Arthur Phillips

Menu Engineering & Design

Menu Engineering & Design

A Gallop conducted by The Boston Consulting group found that the average customer spends only 109 seconds studying a menu. During that time, they scan the menu, read descriptions and check prices before making a decision.

To make the most of that time, a restaurant menu needs to be concise, well-organized, and thoughtfully laid out. Most importantly, each dish and drink featured needs to be profitable.

To do that, there are some menu engineering tricks and analysis restaurateurs do to inform the decisions they make for their sit-down and delivery menus.

To properly engineer a menu, you need to have a firm grasp of each menu item’s prices and food costs per serving and contribution margin.

With that, restaurateurs can categorize menu items and see which items contribute more profit and which aren’t pulling their weight and either need to be rethought or removed from the menu altogether.

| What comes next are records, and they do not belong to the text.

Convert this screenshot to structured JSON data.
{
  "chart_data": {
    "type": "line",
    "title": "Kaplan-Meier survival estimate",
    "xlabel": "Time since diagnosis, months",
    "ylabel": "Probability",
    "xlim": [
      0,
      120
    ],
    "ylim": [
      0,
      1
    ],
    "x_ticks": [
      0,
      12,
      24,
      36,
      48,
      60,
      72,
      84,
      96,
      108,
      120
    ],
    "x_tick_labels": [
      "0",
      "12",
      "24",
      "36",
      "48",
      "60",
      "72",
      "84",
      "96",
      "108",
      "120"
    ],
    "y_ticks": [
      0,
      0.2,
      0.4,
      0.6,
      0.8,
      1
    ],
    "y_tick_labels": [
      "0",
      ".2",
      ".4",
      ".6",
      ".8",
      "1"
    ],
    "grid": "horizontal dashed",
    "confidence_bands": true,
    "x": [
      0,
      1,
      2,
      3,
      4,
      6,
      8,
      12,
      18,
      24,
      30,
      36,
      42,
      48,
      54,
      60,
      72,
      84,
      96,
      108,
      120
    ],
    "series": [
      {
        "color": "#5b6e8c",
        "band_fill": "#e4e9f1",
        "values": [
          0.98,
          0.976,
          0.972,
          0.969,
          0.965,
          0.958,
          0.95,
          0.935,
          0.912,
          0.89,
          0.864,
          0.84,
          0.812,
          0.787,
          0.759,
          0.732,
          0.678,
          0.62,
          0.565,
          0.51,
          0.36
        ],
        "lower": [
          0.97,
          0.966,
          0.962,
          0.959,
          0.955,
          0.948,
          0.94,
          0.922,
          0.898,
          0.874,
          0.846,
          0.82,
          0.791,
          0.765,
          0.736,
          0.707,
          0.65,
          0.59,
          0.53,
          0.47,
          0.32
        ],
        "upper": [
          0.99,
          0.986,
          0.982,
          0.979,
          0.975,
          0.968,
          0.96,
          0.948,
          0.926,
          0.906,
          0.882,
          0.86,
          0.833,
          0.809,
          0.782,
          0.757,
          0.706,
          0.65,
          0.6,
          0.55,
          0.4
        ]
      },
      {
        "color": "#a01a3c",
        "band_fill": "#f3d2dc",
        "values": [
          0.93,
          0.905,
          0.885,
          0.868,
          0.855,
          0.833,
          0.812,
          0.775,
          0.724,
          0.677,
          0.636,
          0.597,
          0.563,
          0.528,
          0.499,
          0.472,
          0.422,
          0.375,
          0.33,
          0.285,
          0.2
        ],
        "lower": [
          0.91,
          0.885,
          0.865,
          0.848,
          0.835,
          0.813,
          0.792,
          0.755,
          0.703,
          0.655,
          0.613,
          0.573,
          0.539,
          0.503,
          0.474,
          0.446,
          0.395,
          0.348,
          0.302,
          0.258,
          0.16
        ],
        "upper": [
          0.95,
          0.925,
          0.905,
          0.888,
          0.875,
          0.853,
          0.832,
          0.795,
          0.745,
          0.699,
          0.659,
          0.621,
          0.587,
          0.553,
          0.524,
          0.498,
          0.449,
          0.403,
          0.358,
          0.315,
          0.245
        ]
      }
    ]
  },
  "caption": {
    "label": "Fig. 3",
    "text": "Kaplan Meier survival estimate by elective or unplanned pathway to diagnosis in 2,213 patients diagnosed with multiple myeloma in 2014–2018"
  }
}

In a nutshell: Menu engineering is a series of exercises that assure each dish and drink featured on your restaurant’s menu is profitable, popular or both.

What’s the primary goal of menu engineering?

The primary goal of menu engineering is to maximize a restaurant’s profitability by strategically analysing and optimizing the menu using specific tactics. Menu engineering involves identifying high-profit and popular items, adjusting pricing, and strategically placing dishes to influence customer choices. By understanding the cost and revenue of each item, and customer behaviour, menu engineering aims to increase overall sales and enhance the dining experience.